Professor Stuart Russell, computer science professor at University of California, Berkeley, gave a clear and powerful talk on the promise and peril of artificial intelligence at the CSER in Cambridge on 15th May.
Professor Russell has been thinking for over 20 years about what will happen if we create an AGI – an artificial general intelligence, a machine with human-level cognitive abilities. The last chapter of his classic 1994 textbook Artificial Intelligence: A Modern Approach was called “What if we succeed?”
Although he cautions against making naive statements based on Moore’s Law, he notes that progress on AI is accelerating in ways which cause “holy cow!” moments even for very experienced AI researchers. The landmarks he cites include Deep Blue beating Kasparov at chess, Watson winning Jeopardy, self-driving cars, the robot which can fold towels, video captioning, and of course the Deep Mind system which learns how to play Atari video games at superhuman level within a few days of being created.
Until fairly recently, most people did not notice the improvements in AI because they did not render it good enough to impact every day life. That threshold has been crossed. AI is now performing at a level where small improvements can add millions of dollars to the bottom line of the company which introduces them. After self-driving cars, he thinks that domestic robots will be the Next Big Thing.
Professor Russell claims it is no exaggeration to say that success in creating AGI would be the biggest event in human history. He argues that pressing ahead without paying attention to AI safety on the grounds that AGI will not be created soon is like driving headlong towards a cliff edge and hoping to run out of petrol before we get there. The arrival of AGI, he says, is not imminent, and he won’t be drawn on a date: we can’t predict when the breakthroughs which will get us there will happen, he insists. But they might not be many decades away. Facilities like Amazon‘s Elastic Compute Cloud (Amazon EC2) keep changing the landscape.

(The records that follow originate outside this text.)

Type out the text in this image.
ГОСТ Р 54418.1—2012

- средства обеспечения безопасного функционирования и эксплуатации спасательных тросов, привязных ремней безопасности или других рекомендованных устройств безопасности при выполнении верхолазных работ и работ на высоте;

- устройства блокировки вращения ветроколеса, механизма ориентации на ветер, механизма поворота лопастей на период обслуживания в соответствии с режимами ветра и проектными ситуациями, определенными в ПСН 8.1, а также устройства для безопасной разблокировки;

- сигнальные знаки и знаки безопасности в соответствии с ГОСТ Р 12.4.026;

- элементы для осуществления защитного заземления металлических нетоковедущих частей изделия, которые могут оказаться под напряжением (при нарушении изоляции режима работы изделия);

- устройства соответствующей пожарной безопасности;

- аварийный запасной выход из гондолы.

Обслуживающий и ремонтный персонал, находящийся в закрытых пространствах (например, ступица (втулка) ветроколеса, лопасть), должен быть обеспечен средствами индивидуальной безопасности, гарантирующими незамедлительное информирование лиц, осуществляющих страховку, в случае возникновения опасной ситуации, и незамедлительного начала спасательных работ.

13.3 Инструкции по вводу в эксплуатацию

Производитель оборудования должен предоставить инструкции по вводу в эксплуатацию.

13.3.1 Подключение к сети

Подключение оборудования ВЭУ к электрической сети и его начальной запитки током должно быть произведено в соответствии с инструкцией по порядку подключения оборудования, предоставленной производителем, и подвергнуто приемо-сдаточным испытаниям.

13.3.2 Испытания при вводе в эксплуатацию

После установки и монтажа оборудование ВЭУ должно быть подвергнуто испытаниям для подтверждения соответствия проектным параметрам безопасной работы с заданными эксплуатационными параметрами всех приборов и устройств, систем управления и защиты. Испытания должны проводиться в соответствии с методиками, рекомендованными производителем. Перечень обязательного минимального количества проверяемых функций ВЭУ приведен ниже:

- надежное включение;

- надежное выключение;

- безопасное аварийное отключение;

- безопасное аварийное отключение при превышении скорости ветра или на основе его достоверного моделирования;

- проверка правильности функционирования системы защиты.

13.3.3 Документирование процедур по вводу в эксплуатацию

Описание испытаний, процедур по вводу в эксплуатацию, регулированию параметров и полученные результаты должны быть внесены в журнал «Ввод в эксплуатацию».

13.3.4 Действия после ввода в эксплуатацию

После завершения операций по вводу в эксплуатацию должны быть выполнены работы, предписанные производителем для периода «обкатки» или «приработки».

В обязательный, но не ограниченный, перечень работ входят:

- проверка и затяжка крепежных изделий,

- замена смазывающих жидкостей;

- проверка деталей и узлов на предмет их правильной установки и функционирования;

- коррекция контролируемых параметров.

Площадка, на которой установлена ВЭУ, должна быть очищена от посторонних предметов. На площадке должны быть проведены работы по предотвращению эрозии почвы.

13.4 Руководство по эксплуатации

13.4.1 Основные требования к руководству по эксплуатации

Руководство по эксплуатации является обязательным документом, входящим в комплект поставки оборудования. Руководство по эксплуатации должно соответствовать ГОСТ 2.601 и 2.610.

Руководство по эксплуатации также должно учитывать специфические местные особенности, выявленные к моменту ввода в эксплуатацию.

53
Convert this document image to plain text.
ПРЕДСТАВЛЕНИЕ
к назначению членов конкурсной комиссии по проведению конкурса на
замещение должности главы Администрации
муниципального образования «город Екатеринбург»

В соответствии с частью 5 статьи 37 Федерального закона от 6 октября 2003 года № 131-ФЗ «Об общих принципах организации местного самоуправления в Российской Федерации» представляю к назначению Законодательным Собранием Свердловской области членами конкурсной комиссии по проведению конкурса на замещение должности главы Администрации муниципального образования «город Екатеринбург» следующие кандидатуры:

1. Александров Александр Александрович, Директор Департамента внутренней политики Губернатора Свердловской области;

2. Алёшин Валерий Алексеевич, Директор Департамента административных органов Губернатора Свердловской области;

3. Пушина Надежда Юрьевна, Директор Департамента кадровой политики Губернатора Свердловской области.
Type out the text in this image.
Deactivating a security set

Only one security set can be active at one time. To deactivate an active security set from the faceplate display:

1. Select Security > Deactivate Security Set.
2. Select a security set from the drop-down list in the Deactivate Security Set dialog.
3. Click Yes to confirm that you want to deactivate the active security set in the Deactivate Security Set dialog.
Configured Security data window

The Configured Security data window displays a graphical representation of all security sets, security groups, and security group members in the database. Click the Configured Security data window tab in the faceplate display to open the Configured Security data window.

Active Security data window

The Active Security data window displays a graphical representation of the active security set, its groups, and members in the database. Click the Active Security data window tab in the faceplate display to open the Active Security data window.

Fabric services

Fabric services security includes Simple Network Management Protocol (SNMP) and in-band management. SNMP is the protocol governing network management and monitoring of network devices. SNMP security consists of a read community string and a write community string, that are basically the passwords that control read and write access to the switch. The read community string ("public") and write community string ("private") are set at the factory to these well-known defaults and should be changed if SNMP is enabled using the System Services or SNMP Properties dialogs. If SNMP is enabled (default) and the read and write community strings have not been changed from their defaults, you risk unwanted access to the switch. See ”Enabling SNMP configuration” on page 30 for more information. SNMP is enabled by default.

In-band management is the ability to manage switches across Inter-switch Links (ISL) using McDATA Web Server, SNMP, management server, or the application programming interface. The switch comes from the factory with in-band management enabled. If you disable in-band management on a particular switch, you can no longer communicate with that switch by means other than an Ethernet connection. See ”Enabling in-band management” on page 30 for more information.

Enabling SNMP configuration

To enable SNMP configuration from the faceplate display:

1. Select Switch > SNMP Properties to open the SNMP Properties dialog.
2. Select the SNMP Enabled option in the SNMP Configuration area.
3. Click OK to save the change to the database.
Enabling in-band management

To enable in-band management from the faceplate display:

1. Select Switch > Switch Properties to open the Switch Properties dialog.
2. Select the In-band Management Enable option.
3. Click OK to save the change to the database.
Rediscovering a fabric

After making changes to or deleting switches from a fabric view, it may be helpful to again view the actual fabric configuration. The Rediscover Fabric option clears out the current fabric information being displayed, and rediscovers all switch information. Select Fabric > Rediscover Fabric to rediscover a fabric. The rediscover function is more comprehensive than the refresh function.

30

The risk in superintelligence, he thinks, is less from spontaneous malevolence than from competent decision making which is not wholly based on the same assumptions that we make. His hunch is that achieving Friendly AI by constraining a superintelligence will not work, and instead we should work on directing its motivations – solving the value misalignment problem, he calls it. He is hopeful about techniques based on the idea of inverse reinforcement learning.
Professor Russell argues that AI researchers need to expand the scope of their work to embrace the Friendly AI project. Civil engineers don’t fall into two categories: those who erect structures like buildings and bridges, and those who make sure they don’t fall down. Similarly, nuclear fusion research doesn’t have a separate category of person who studies the containment of the reaction. So AI researchers should not just be working on “AI”, but on “provably beneficial AI”.
He urges the whole AI community to adopt this approach, and hope that AAAI’s willingness to debate autonomous weapons in January means it is relaxing its opposition to involvement in any kind of ethical or political debate.